One day ahead of the government's official April jobs report, another week in which millions of unemployment claims were filed reinforced the dire state of the labor market. The 3.2 million seasonally adjusted claims filed in the week ending May 2 was a slight pullback from the previous week, but is still more than four times the highest level ever recorded before the coronavirus outbreak, and about fifteen times the typical levels seen in the immediate runup to the outbreak. In the last 7 weeks, more than 30 million claims have been filed, a number that represents about 20% of all people counted as employed in the March jobs report. Despite the enduring trauma in the markets, many are shifting their focus to the next phase of this crisis – specifically, attempting to gauge when the jobless claims figures will start to show signs of stabilization and, broadly, what the labor force is going to look like once the crisis begins to fade. The latter will depend greatly on the fate of businesses in the coming months, and a new working paper released today found that 18% of lost paid employment from February through mid-April was because of business closures (either permanent or temporary). A rise in bankruptcies is widely expected in coming months, so these closures will continue to play a role in job losses and restrict the labor market's recovery. If existing businesses permanently close, additional growth from those that survive and/or supplemental growth from newly created businesses will be necessary to bring job levels back.
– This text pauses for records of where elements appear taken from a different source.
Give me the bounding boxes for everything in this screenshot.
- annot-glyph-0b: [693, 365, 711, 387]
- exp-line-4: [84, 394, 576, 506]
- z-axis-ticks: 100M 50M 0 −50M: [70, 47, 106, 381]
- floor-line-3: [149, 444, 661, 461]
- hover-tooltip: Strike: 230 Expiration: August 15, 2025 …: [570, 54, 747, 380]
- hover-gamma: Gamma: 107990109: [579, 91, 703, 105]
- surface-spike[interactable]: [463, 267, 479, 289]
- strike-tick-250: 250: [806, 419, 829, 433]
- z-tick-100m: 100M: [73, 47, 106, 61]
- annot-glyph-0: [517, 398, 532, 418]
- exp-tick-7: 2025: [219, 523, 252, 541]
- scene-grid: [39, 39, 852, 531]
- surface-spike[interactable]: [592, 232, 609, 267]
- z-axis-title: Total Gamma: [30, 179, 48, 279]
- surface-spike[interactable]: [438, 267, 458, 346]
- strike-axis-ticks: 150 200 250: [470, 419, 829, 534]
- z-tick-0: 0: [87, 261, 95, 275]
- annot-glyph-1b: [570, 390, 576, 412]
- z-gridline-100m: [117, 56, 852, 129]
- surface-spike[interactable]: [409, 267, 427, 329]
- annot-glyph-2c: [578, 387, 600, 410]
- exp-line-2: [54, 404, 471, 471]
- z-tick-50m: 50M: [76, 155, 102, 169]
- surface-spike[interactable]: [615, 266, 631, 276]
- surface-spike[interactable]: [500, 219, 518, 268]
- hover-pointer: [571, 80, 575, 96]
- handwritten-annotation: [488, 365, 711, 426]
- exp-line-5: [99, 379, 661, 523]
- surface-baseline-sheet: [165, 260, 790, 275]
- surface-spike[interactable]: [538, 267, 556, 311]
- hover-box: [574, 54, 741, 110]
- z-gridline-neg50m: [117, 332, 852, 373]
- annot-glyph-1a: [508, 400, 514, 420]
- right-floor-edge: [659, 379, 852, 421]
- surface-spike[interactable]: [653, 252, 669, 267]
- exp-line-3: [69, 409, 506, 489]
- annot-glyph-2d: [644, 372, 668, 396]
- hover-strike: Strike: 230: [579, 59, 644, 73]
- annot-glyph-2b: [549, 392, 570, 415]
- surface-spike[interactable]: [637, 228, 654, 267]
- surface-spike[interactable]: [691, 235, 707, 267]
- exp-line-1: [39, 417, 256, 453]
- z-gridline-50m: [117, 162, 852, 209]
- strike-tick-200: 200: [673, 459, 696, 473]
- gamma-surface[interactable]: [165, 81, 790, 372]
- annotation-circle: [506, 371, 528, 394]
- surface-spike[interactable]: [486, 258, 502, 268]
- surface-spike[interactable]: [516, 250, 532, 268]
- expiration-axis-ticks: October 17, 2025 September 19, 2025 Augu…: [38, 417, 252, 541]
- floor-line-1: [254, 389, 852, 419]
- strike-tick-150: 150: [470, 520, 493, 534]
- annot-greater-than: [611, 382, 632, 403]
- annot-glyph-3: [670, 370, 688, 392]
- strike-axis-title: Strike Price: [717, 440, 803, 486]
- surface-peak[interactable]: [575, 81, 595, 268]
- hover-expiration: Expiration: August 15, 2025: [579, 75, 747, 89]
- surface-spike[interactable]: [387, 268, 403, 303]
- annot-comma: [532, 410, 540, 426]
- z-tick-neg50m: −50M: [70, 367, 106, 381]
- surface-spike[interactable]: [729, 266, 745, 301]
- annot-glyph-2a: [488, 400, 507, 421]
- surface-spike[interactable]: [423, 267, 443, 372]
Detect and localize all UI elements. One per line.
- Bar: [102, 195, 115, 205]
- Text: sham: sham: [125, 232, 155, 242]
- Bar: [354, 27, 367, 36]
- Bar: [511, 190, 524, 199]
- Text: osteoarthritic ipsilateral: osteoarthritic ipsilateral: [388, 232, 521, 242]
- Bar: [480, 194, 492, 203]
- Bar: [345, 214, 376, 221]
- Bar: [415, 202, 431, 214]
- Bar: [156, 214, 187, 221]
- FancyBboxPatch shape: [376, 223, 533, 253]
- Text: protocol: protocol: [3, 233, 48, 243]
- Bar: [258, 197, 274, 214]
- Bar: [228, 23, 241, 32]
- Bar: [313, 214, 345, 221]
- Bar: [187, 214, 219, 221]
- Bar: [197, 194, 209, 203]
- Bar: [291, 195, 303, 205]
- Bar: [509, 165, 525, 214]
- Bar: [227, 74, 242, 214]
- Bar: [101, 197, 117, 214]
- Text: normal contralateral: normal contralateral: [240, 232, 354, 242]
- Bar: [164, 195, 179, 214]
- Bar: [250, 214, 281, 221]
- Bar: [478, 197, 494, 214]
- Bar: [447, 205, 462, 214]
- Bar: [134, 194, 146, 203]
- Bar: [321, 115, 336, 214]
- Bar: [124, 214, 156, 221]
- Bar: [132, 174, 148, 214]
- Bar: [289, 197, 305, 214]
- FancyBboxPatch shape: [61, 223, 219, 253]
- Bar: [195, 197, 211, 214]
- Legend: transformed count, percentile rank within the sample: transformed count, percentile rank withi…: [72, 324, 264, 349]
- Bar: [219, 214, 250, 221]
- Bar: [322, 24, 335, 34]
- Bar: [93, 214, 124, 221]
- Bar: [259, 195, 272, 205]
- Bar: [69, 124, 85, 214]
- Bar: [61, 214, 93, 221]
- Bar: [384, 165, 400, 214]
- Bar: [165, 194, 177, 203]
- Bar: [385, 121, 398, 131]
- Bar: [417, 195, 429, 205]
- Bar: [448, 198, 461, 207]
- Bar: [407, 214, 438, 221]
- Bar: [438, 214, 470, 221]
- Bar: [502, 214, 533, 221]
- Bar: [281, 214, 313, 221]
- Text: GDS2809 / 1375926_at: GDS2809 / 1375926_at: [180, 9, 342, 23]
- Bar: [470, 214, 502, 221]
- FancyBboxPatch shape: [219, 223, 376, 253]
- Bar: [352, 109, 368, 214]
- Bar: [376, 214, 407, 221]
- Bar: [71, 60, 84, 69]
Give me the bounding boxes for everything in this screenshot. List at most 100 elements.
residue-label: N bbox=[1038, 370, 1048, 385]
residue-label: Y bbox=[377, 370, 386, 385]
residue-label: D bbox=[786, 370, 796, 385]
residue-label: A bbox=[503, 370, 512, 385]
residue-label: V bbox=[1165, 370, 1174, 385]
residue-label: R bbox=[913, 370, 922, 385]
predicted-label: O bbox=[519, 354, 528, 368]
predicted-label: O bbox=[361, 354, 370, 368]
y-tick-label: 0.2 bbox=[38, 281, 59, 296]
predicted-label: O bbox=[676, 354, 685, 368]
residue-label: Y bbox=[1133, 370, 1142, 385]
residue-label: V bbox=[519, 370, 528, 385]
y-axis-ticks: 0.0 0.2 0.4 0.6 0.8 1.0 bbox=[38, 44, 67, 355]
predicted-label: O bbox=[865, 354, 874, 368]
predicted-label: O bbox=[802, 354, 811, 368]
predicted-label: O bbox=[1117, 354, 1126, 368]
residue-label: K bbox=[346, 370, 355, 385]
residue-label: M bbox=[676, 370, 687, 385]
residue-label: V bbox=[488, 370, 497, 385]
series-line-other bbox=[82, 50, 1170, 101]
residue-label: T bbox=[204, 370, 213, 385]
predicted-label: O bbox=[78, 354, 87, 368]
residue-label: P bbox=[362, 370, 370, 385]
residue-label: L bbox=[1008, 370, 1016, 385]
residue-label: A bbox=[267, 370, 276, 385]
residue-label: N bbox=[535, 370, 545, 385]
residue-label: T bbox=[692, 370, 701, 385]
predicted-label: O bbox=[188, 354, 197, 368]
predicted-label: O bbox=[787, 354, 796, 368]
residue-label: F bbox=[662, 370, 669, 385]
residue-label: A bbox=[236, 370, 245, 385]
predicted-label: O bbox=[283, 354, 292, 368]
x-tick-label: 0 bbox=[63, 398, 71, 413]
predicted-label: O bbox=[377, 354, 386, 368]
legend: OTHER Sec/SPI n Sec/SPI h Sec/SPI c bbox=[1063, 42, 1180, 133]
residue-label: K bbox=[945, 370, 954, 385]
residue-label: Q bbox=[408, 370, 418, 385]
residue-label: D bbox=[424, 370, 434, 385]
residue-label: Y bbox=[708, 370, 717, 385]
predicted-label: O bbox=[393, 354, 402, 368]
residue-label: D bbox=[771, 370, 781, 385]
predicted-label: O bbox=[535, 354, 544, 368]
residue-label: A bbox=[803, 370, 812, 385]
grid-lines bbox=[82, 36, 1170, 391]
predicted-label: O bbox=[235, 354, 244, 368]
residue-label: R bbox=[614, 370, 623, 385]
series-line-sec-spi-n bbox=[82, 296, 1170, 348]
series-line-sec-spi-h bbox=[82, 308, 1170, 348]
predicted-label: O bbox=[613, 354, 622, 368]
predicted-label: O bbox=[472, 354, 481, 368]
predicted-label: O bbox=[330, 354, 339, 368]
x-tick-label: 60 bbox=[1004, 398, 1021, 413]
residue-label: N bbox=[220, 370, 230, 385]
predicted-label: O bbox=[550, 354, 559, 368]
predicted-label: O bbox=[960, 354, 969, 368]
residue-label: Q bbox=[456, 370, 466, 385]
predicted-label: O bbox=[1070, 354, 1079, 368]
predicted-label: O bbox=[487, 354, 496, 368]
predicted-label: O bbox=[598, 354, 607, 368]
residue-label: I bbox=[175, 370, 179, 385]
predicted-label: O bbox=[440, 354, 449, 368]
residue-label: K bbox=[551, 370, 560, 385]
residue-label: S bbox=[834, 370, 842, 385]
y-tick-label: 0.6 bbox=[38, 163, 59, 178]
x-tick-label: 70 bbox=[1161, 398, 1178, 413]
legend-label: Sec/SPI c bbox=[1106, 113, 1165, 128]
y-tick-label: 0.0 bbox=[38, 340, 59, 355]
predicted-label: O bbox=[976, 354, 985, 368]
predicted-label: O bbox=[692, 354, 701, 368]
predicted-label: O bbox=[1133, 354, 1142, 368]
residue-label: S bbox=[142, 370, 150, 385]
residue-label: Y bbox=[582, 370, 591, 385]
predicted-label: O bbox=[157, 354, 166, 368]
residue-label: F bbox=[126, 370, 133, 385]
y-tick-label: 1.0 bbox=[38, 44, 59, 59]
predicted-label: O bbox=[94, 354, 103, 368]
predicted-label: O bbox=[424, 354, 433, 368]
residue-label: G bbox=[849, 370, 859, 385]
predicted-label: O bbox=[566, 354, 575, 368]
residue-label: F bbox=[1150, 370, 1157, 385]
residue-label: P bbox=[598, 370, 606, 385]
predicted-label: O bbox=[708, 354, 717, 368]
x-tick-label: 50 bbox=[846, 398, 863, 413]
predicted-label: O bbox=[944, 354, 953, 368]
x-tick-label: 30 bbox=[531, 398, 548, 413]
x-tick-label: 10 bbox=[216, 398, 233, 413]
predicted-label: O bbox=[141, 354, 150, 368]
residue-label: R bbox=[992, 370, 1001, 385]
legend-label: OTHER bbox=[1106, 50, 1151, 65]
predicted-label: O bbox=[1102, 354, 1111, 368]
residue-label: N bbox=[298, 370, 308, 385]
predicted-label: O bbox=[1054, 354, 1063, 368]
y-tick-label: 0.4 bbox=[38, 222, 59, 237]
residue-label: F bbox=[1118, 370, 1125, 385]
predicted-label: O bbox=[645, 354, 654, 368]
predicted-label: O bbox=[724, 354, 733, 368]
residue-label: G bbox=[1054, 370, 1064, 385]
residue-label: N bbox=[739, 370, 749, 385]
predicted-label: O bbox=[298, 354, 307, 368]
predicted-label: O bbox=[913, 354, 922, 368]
Fannie Mae's monthly read on household sentiment as it pertains to the housing market declined by more in April than it has in any month before. The overall measure of sentiment now sits at its lowest level since November 2011, when the nation was still recovering from the housing-centric global financial crisis. The decline in the headline index was largely expected, but the release offered an interesting take on the differing housing market outlook between home buyers and sellers. A roughly equal share of people said they think buying conditions are good as those that said buying conditions are bad. But more than twice as many respondents said they viewed selling conditions as bad than those who viewed them as good. The divergence might suggest that low inventory (which limits competition among sellers but has the opposite effect for buyers) and low mortgage rates (which, in theory, increase a home buyer's purchasing power) may not be enough to persuade sellers to list their home in such an uncertain time. This sentiment is echoed in the steep pullback we've observed in the number of homes newly listed for sale on Zillow compared to this time last year. Meanwhile, buyers – seeing those same conditions and expecting less competition on the market – remain more confident in the market's conditions. Surprisingly, the report also found that 76% of respondents remain unconcerned about their job prospects over the next year – a figure that might be buoying buyers' relative optimism.

While average mortgage rates have fallen back to near all-time lows in recent weeks, many are finding that the mortgage market remains very tight, particularly for those with less-than-excellent credit and those seeking an atypical home loan. The Mortgage Bankers Association's Mortgage Credit Availability Index fell 12.2% in April, with conventional loans and jumbo loans falling by double digits. The overall figure is currently at its lowest level since December 2014. The restricted mortgage market – largely a result of lenders inability to accurately price the risk, given uncertainty in the broader markets – will limit loan availability for many, but should also limit the damage incurred upon the mortgage industry and broader financial markets.